Ce fameux petit poison couronné, qui fait tant parler de lui, a des effets bien insoupçonnés. Le déclencheur du soulèvement étant la série de mesures prises pour enrayer la propagation du virus. Suspension des visites familiales et amicales en prison, révocation des médiateurs, rapatriement des détenus en semi-liberté. La prison doit devenir un vase clos, sans contacts avec l’extérieur. Les matons, eux, semblent ne pas pouvoir être porteurs et restent libres de leurs mouvements. Les prisonniers ne l’entendront pas de cette oreille ! Qui plus est parce que les raisons de la révolte sont bien plus profondes. Vogliamo la libertà scandent les détenus de Milan. Le message est on ne peut plus explicite. Il faut rappeler que, au-delà du fait que la taule soit un principe merdique, les conditions d’incarcération en Italie sont désastreuses. En 2018 un rapport du défenseur des droits épinglait le gouvernement sur divers points : surpopulation carcérale, taux de suicide élevé en prison, allongement des peines initiales, privations arbitraire pour les migrants placés en détention, violation du principe de non-refoulement des réfugiés. Il y a en Italie un peu moins de 70.000 prisonniers pour 46.904 places et en 2018, 64 détenus se sont suicidés.

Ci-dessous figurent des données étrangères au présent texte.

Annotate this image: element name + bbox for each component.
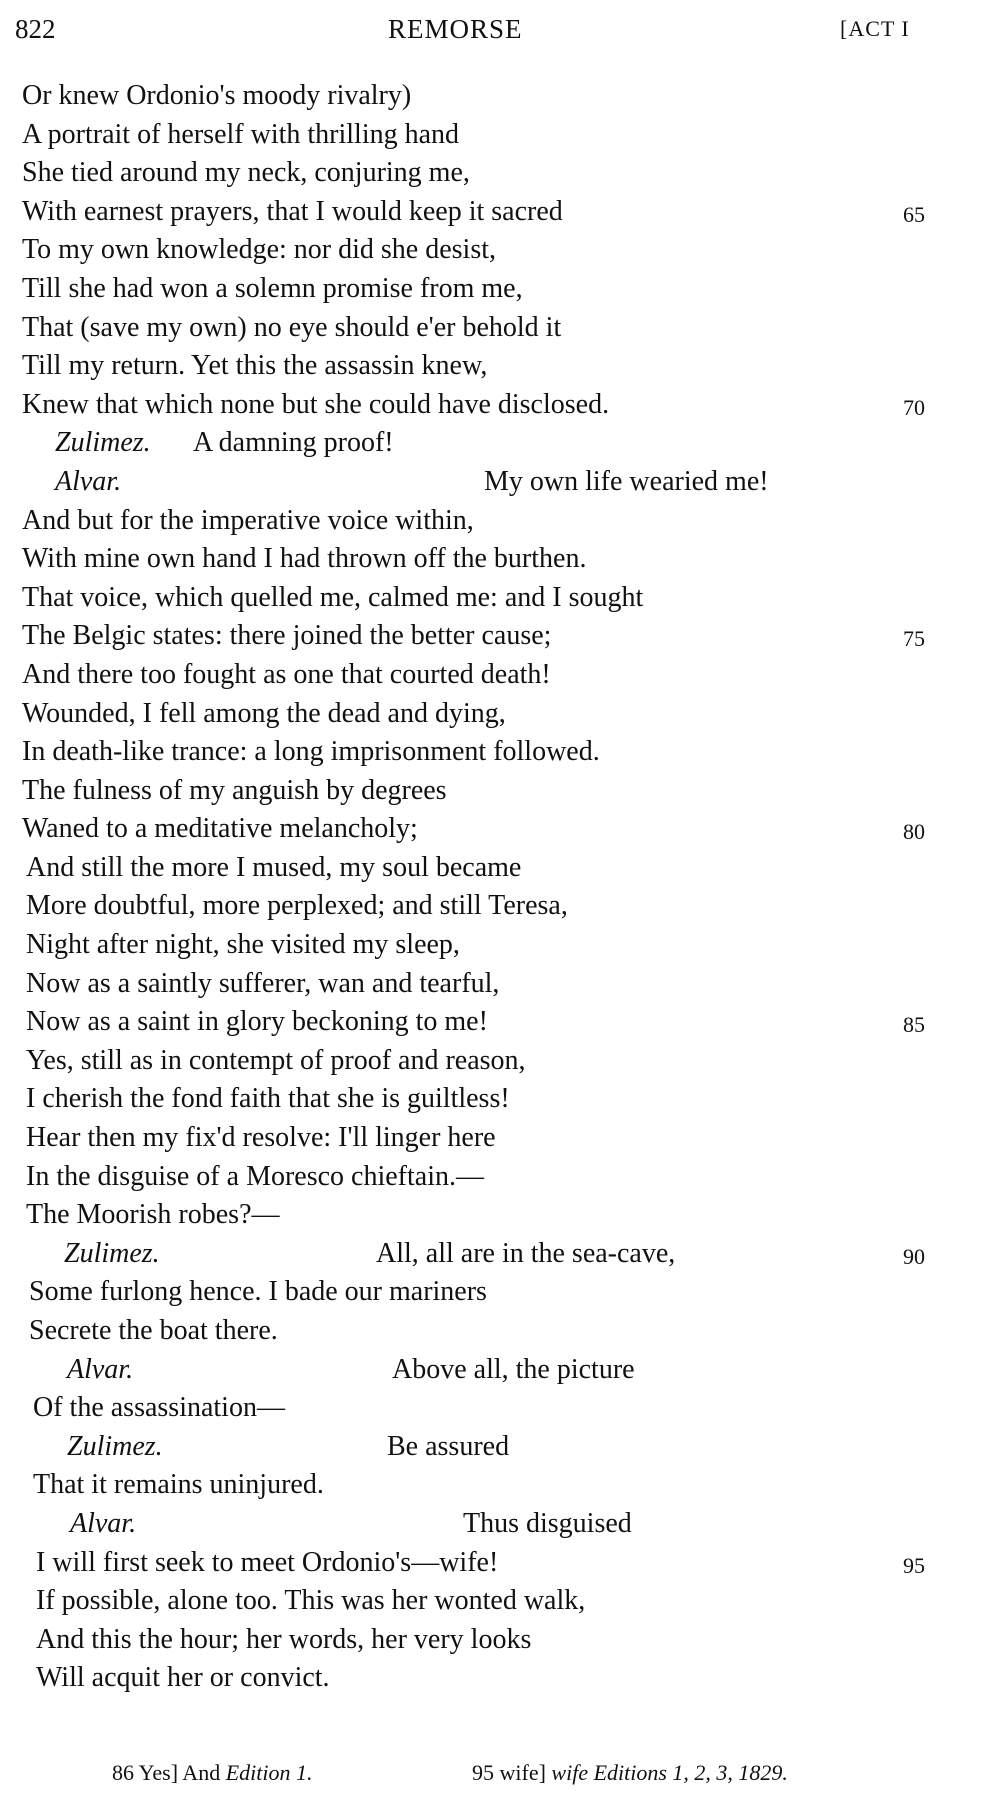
- verse-text: I cherish the fond faith that she is guiltless!: [26, 1083, 510, 1115]
- verse-line: [0, 1273, 1000, 1312]
- verse-text: The Belgic states: there joined the better cause;: [22, 620, 552, 652]
- verse-line: [0, 695, 1000, 734]
- verse-line: [0, 1544, 1000, 1583]
- verse-text: Wounded, I fell among the dead and dying,: [22, 697, 506, 729]
- verse-text: And but for the imperative voice within,: [22, 504, 474, 536]
- verse-text: Some furlong hence. I bade our mariners: [29, 1276, 487, 1308]
- line-number: 90: [903, 1243, 925, 1269]
- verse-text: More doubtful, more perplexed; and still Teresa,: [26, 890, 568, 922]
- verse-body: [0, 77, 1000, 1698]
- line-number: 80: [903, 819, 925, 845]
- verse-text: That voice, which quelled me, calmed me: and I sought: [22, 581, 644, 613]
- verse-text: I will first seek to meet Ordonio's—wife!: [36, 1546, 499, 1578]
- verse-line: [0, 231, 1000, 270]
- verse-text: A portrait of herself with thrilling hand: [22, 118, 460, 150]
- verse-line: [0, 1196, 1000, 1235]
- verse-line: [0, 579, 1000, 618]
- verse-text: Yes, still as in contempt of proof and reason,: [26, 1044, 526, 1076]
- book-title: REMORSE: [388, 14, 523, 44]
- line-number: 95: [903, 1552, 925, 1578]
- verse-text: Will acquit her or convict.: [36, 1662, 330, 1694]
- verse-line: [0, 347, 1000, 386]
- verse-line: [0, 1582, 1000, 1621]
- verse-text: With mine own hand I had thrown off the burthen.: [22, 543, 587, 575]
- verse-line: [0, 386, 1000, 425]
- verse-text: And still the more I mused, my soul became: [26, 851, 522, 883]
- verse-line: [0, 1119, 1000, 1158]
- verse-line: [0, 502, 1000, 541]
- speaker-name: Zulimez.: [55, 427, 151, 459]
- verse-text: Above all, the picture: [392, 1353, 635, 1385]
- verse-line: [0, 926, 1000, 965]
- verse-text: If possible, alone too. This was her wonted walk,: [36, 1585, 586, 1617]
- verse-text: Night after night, she visited my sleep,: [26, 929, 460, 961]
- running-head: [0, 14, 1000, 54]
- verse-text: The fulness of my anguish by degrees: [22, 774, 447, 806]
- verse-line: [0, 1312, 1000, 1351]
- verse-text: And there too fought as one that courted death!: [22, 658, 551, 690]
- verse-text: Till my return. Yet this the assassin knew,: [22, 350, 488, 382]
- verse-text: Be assured: [387, 1430, 510, 1462]
- verse-text: Knew that which none but she could have disclosed.: [22, 388, 610, 420]
- verse-text: That it remains uninjured.: [33, 1469, 324, 1501]
- verse-text: Hear then my fix'd resolve: I'll linger here: [26, 1122, 496, 1154]
- act-label: [ACT I: [840, 16, 910, 41]
- footnote-95: 95 wife] wife Editions 1, 2, 3, 1829.: [472, 1760, 788, 1785]
- verse-line: [0, 617, 1000, 656]
- verse-line: [0, 463, 1000, 502]
- line-number: 65: [903, 201, 925, 227]
- verse-text: Waned to a meditative melancholy;: [22, 813, 418, 845]
- verse-text: That (save my own) no eye should e'er behold it: [22, 311, 562, 343]
- footnote-86: 86 Yes] And Edition 1.: [112, 1760, 313, 1785]
- verse-text: With earnest prayers, that I would keep it sacred: [22, 195, 563, 227]
- speaker-name: Alvar.: [70, 1507, 137, 1539]
- verse-text: She tied around my neck, conjuring me,: [22, 157, 470, 189]
- speaker-name: Zulimez.: [67, 1430, 163, 1462]
- verse-line: [0, 116, 1000, 155]
- verse-line: [0, 733, 1000, 772]
- verse-text: Thus disguised: [463, 1507, 632, 1539]
- verse-line: [0, 1659, 1000, 1698]
- verse-line: [0, 1042, 1000, 1081]
- verse-line: [0, 1621, 1000, 1660]
- verse-line: [0, 193, 1000, 232]
- verse-text: Till she had won a solemn promise from me,: [22, 272, 523, 304]
- verse-line: [0, 1003, 1000, 1042]
- speaker-name: Alvar.: [55, 465, 122, 497]
- verse-line: [0, 270, 1000, 309]
- footnotes: [0, 1760, 1000, 1792]
- verse-line: [0, 309, 1000, 348]
- verse-line: [0, 1389, 1000, 1428]
- verse-line: [0, 1351, 1000, 1390]
- verse-line: [0, 1080, 1000, 1119]
- verse-text: In the disguise of a Moresco chieftain.—: [26, 1160, 484, 1192]
- verse-line: [0, 887, 1000, 926]
- line-number: 85: [903, 1012, 925, 1038]
- speaker-name: Alvar.: [67, 1353, 134, 1385]
- verse-text: Of the assassination—: [33, 1392, 285, 1424]
- verse-text: Secrete the boat there.: [29, 1315, 278, 1346]
- verse-text: Or knew Ordonio's moody rivalry): [22, 80, 412, 111]
- verse-text: All, all are in the sea-cave,: [376, 1237, 676, 1269]
- verse-line: [0, 965, 1000, 1004]
- speaker-name: Zulimez.: [64, 1237, 160, 1269]
- verse-line: [0, 540, 1000, 579]
- verse-line: [0, 1466, 1000, 1505]
- verse-line: [0, 1505, 1000, 1544]
- line-number: 75: [903, 626, 925, 652]
- verse-line: [0, 1428, 1000, 1467]
- verse-text: To my own knowledge: nor did she desist,: [22, 234, 496, 266]
- verse-line: [0, 1158, 1000, 1197]
- page-number: 822: [15, 14, 56, 44]
- verse-text: In death-like trance: a long imprisonment followed.: [22, 736, 600, 768]
- verse-text: Now as a saintly sufferer, wan and tearful,: [26, 967, 500, 999]
- verse-text: The Moorish robes?—: [26, 1199, 280, 1231]
- verse-line: [0, 424, 1000, 463]
- verse-text: A damning proof!: [193, 427, 394, 459]
- verse-line: [0, 1235, 1000, 1274]
- verse-line: [0, 772, 1000, 811]
- line-number: 70: [903, 394, 925, 420]
- verse-line: [0, 154, 1000, 193]
- verse-line: [0, 656, 1000, 695]
- verse-line: [0, 77, 1000, 116]
- verse-text: My own life wearied me!: [484, 465, 769, 497]
- verse-text: And this the hour; her words, her very looks: [36, 1623, 532, 1655]
- verse-line: [0, 849, 1000, 888]
- verse-text: Now as a saint in glory beckoning to me!: [26, 1006, 488, 1038]
- verse-line: [0, 810, 1000, 849]
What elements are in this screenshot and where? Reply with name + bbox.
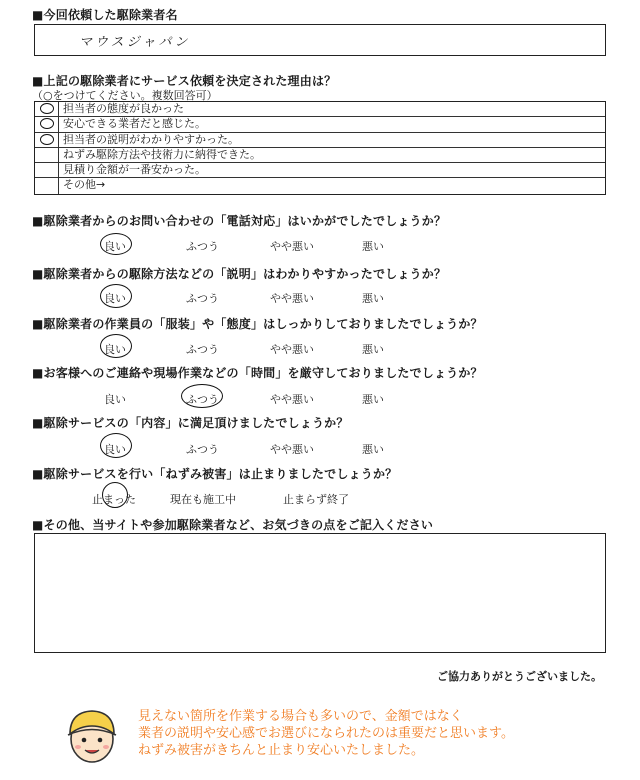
result-option-not-stopped[interactable]: 止まらず終了 bbox=[283, 493, 349, 506]
staff-comment bbox=[138, 708, 514, 759]
company-answer-box[interactable] bbox=[34, 24, 606, 56]
reason-row-5[interactable] bbox=[35, 163, 605, 178]
rating-5-option-bad[interactable]: 悪い bbox=[362, 443, 384, 456]
reason-row-4[interactable] bbox=[35, 148, 605, 163]
rating-3-option-normal[interactable]: ふつう bbox=[186, 343, 219, 356]
reason-row-2[interactable] bbox=[35, 117, 605, 132]
reasons-table bbox=[34, 101, 606, 195]
reason-mark-2[interactable] bbox=[35, 117, 59, 131]
reasons-question-title: ■上記の駆除業者にサービス依頼を決定された理由は？ bbox=[32, 74, 337, 88]
reason-label: ねずみ駆除方法や技術力に納得できた。 bbox=[63, 147, 261, 161]
result-option-stopped[interactable]: 止まった bbox=[92, 493, 136, 506]
rating-4-option-good[interactable]: 良い bbox=[104, 393, 126, 406]
staff-comment-line: 業者の説明や安心感でお選びになられたのは重要だと思います。 bbox=[138, 726, 514, 741]
reason-row-1[interactable] bbox=[35, 102, 605, 117]
rating-3-option-fairly-bad[interactable]: やや悪い bbox=[270, 343, 314, 356]
rating-1-option-good[interactable]: 良い bbox=[104, 240, 126, 253]
rating-4-option-fairly-bad[interactable]: やや悪い bbox=[270, 393, 314, 406]
reason-label: その他→ bbox=[63, 178, 106, 192]
rating-1-option-bad[interactable]: 悪い bbox=[362, 240, 384, 253]
selected-circle-mark bbox=[181, 384, 223, 408]
reason-mark-3[interactable] bbox=[35, 133, 59, 147]
rating-2-option-bad[interactable]: 悪い bbox=[362, 292, 384, 305]
rating-1-option-fairly-bad[interactable]: やや悪い bbox=[270, 240, 314, 253]
reason-row-3[interactable] bbox=[35, 133, 605, 148]
rating-question-4: ■お客様へのご連絡や現場作業などの「時間」を厳守しておりましたでしょうか？ bbox=[32, 366, 483, 380]
staff-comment-line: 見えない箇所を作業する場合も多いので、金額ではなく bbox=[138, 709, 463, 724]
reason-mark-1[interactable] bbox=[35, 102, 59, 116]
reason-label: 見積り金額が一番安かった。 bbox=[63, 163, 206, 177]
reason-label: 担当者の説明がわかりやすかった。 bbox=[63, 132, 239, 146]
result-question: ■駆除サービスを行い「ねずみ被害」は止まりましたでしょうか？ bbox=[32, 467, 398, 481]
rating-4-option-normal[interactable]: ふつう bbox=[186, 393, 219, 406]
reason-mark-5[interactable] bbox=[35, 163, 59, 177]
rating-5-option-good[interactable]: 良い bbox=[104, 443, 126, 456]
other-question-title: ■その他、当サイトや参加駆除業者など、お気づきの点をご記入ください bbox=[32, 518, 434, 532]
rating-1-option-normal[interactable]: ふつう bbox=[186, 240, 219, 253]
rating-5-option-fairly-bad[interactable]: やや悪い bbox=[270, 443, 314, 456]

Le 20 janvier, c’est au tour du Conseil de l’Europe de critiquer les conditions de détention italiennes. Il relève aussi la surpopulation carcérale, mais également les insuffisances matérielles, l’usage abusif des mesures d’isolement et les mauvais traitements par le personnel pénitentiaire. En effet, le Comité pour la prévention de la torture a relevé plusieurs cas d’extraction de détenus de leur cellule pour leur infliger des coups de pied, de poing et de matraque à l’abri des regards indiscrets. Au niveau matériel, on constate des douches délabrées, l’absence d’eau chaude, un éclairage naturel pratiquement inexistant et de la nourriture médiocre. Il faut aussi mettre en avant l’utilisation généralisée du régime carcéral 41bis qui consiste à isoler un détenu dans une cellule éclairée 24h sur 24, le faire sortir seulement occasionnellement, lui restreindre les visites et passer au crible son courrier. Autant de raisons de cramer les taules et de se faire la malle.
Nous exprimons notre solidarité avec les mutins et souhaitons que leur révolte soit féconde.